Spears was placed under a conservatorship in 2008 after a series of mental health episodes were captured by tabloid paparazzi who had hounded the singer, then a young mother of two.

The legal arrangement consisted of two parts, covering her finances and her person, including medical decisions.

Until this year, Spears rarely acknowledged that she was locked in an arrangement usually reserved for people with severe health problems and the incapacitated elderly.
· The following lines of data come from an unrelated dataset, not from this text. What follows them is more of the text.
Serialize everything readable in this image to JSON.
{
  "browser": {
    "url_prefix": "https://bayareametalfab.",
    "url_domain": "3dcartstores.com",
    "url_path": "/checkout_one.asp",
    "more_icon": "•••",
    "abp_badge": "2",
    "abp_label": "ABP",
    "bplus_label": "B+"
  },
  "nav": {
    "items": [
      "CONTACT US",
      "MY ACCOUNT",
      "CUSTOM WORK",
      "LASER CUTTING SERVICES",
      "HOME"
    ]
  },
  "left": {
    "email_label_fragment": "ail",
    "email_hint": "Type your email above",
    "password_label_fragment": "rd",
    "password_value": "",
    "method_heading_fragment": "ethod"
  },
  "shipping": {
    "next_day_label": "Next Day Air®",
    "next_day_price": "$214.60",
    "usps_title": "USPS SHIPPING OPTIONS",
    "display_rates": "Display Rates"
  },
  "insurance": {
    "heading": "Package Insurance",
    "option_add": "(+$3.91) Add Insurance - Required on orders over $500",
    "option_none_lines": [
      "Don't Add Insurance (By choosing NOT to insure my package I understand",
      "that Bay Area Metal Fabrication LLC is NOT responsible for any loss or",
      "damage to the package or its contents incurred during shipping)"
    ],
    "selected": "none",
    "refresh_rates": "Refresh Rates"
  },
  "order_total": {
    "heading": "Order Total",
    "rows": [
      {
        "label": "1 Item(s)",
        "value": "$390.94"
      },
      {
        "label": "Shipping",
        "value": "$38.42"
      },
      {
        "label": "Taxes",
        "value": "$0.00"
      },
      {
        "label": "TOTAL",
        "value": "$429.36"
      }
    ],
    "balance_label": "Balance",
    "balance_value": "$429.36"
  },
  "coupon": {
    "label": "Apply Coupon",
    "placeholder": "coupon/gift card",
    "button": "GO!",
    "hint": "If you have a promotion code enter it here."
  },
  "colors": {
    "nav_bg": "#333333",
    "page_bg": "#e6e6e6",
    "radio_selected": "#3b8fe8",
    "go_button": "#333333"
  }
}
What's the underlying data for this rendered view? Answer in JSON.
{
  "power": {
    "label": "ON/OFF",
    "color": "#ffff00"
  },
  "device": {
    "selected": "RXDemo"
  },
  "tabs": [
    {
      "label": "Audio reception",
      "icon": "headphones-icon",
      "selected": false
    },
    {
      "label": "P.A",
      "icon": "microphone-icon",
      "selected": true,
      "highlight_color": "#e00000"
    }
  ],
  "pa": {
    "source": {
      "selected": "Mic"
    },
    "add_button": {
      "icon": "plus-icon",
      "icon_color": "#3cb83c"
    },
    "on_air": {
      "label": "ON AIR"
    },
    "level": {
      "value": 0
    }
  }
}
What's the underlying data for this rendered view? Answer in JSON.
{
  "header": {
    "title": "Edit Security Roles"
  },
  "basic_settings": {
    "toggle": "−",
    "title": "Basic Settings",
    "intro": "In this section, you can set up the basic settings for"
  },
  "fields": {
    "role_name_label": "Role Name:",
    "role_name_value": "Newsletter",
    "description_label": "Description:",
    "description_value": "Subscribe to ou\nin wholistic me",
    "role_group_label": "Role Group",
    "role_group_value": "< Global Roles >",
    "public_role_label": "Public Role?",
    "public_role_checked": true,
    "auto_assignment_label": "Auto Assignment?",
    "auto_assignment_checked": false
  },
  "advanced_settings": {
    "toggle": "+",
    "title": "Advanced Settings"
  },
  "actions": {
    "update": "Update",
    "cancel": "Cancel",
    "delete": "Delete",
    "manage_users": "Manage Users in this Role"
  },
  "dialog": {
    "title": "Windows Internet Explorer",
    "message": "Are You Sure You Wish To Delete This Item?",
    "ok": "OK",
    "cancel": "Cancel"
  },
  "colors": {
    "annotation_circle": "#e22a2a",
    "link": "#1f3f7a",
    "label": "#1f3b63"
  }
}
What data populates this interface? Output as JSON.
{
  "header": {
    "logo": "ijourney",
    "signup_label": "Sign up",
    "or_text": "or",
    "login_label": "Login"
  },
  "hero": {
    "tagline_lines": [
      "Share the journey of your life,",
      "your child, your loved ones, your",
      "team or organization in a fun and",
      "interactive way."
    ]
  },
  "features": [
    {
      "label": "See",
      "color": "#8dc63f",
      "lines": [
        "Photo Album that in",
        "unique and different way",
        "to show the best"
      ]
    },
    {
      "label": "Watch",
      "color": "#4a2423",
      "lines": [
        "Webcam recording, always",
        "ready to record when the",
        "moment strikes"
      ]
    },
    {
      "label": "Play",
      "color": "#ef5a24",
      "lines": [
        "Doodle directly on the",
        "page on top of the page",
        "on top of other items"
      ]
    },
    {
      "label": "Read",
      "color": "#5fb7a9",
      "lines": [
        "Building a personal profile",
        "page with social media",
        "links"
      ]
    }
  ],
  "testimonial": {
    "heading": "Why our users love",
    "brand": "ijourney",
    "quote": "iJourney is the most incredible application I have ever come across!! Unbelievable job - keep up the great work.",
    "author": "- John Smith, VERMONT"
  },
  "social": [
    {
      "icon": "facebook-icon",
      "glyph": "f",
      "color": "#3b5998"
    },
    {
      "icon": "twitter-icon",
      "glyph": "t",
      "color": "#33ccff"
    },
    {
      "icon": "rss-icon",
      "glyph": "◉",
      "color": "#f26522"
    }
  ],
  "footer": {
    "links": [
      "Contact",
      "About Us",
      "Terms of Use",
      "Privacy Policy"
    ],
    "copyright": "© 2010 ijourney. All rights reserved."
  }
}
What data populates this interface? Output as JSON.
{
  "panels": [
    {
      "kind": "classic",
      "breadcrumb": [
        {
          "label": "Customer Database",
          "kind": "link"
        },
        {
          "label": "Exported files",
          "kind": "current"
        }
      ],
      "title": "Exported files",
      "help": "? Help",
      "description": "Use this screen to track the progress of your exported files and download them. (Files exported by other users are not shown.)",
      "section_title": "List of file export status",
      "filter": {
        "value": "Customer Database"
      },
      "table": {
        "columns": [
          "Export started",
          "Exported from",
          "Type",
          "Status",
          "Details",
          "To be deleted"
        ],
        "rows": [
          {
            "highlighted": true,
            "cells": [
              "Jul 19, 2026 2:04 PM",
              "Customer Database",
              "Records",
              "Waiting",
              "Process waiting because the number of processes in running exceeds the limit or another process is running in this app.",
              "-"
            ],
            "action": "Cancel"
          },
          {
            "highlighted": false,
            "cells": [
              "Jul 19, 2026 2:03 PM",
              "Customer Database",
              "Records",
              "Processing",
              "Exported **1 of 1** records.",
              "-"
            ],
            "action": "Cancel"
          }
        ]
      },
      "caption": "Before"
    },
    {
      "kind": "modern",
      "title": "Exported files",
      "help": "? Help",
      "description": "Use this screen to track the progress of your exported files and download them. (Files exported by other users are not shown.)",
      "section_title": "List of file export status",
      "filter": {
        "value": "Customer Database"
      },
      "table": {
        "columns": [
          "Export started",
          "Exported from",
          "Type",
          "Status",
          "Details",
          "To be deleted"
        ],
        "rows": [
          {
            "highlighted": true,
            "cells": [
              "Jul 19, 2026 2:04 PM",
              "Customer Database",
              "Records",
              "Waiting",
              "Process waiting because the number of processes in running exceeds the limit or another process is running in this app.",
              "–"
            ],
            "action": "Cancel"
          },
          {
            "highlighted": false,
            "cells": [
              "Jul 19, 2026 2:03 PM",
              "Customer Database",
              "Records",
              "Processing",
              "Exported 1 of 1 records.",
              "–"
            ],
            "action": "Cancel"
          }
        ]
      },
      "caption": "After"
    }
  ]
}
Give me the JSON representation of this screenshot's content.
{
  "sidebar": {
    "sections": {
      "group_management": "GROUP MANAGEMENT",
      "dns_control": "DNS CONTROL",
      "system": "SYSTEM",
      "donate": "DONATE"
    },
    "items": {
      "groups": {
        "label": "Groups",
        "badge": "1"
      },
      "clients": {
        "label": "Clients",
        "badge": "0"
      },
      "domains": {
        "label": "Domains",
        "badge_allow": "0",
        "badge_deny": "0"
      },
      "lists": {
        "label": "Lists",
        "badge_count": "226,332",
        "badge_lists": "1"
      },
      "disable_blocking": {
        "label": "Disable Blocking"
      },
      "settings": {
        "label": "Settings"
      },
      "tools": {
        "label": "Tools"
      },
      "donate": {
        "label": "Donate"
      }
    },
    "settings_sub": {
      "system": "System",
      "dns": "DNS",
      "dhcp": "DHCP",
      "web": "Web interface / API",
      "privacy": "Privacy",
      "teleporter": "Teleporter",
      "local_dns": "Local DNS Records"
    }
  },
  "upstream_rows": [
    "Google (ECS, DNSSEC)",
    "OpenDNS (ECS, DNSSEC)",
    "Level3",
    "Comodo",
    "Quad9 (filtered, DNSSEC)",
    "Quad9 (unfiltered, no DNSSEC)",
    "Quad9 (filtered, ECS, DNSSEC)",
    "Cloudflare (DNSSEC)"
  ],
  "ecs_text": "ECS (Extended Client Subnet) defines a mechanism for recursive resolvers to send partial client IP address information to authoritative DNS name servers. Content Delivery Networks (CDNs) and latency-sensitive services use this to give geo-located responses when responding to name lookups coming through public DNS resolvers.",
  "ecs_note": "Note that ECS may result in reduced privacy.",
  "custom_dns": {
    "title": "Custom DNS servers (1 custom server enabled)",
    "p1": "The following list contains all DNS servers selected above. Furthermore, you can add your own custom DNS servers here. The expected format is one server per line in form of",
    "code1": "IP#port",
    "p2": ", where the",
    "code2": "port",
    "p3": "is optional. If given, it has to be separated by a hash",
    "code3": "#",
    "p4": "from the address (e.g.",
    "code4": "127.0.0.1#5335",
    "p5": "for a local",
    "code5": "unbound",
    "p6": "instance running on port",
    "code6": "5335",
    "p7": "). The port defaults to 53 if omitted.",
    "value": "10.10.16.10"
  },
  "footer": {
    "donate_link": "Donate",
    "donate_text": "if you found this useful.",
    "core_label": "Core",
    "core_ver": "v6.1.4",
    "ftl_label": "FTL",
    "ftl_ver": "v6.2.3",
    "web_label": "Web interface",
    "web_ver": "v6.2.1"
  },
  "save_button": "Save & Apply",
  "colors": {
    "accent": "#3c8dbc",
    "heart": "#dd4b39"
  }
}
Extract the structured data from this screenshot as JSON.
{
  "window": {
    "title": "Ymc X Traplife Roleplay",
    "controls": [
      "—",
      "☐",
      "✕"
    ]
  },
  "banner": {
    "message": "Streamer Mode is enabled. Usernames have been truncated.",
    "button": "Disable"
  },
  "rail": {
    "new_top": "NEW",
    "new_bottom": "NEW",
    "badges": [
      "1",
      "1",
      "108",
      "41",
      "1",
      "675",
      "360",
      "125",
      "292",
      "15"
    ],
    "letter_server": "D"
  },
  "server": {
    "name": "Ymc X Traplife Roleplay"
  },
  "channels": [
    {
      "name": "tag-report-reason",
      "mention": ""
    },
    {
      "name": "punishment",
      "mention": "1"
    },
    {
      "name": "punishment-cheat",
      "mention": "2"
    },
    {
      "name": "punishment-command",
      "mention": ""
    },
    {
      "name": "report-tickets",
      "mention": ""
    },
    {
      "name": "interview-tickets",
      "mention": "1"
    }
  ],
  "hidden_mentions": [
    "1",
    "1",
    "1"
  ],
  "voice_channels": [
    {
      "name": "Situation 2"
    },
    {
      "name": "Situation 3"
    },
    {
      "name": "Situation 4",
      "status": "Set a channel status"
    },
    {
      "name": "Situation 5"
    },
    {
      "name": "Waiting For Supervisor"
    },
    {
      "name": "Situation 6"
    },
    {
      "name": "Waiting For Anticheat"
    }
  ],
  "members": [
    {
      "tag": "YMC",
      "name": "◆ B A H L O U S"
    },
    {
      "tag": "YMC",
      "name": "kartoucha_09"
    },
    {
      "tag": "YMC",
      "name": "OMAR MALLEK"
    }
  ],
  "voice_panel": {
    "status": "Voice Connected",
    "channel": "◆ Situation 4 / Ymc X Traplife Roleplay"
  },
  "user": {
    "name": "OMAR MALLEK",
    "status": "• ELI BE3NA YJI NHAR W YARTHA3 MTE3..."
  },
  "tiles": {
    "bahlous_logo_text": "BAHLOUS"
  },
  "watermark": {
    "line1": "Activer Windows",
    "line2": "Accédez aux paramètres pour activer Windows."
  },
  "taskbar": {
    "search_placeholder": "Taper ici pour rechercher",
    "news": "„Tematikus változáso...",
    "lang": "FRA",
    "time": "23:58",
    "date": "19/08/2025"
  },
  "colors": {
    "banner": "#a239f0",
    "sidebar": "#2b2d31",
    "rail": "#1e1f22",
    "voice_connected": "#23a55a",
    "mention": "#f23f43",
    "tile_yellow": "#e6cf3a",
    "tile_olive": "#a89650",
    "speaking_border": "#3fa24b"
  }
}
For most of the conservatorship’s duration, her father, James “Jamie” Spears, was assigned as her conservator ― meaning he had the final say over her schedule, how often she could see her children, what vacations she took and even allegedly what she could have to eat or drink. According to one report, Jamie Spears’ control over his daughter’s life extended even to the color of her kitchen cabinets.

In court papers filed last week, Jamie Spears said he supported ending the conservatorship but defended its creation, saying it had been “necessary to protect Britney in every sense of the word” at a time when her “life was in shambles.”

The singer’s attorneys filed a 110-page document asking the court to depose her father in late October to unearth the full extent of how he exerted control over his celebrity daughter. A recent New York Times documentary alleged that the private security firm Jamie Spears hired to monitor his daughter’s movements and communications went so far as to set up audio recording in her bedroom ― a charge her father denies. His attorneys have consistently denied any wrongdoing over the course of the conservatorship.

This week’s pivotal decision by Los Angeles Superior Court Judge Brenda Penny came less than five months after Britney Spears condemned the conservatorship in shocking terms during a hearing she had requested in order to address the judge directly.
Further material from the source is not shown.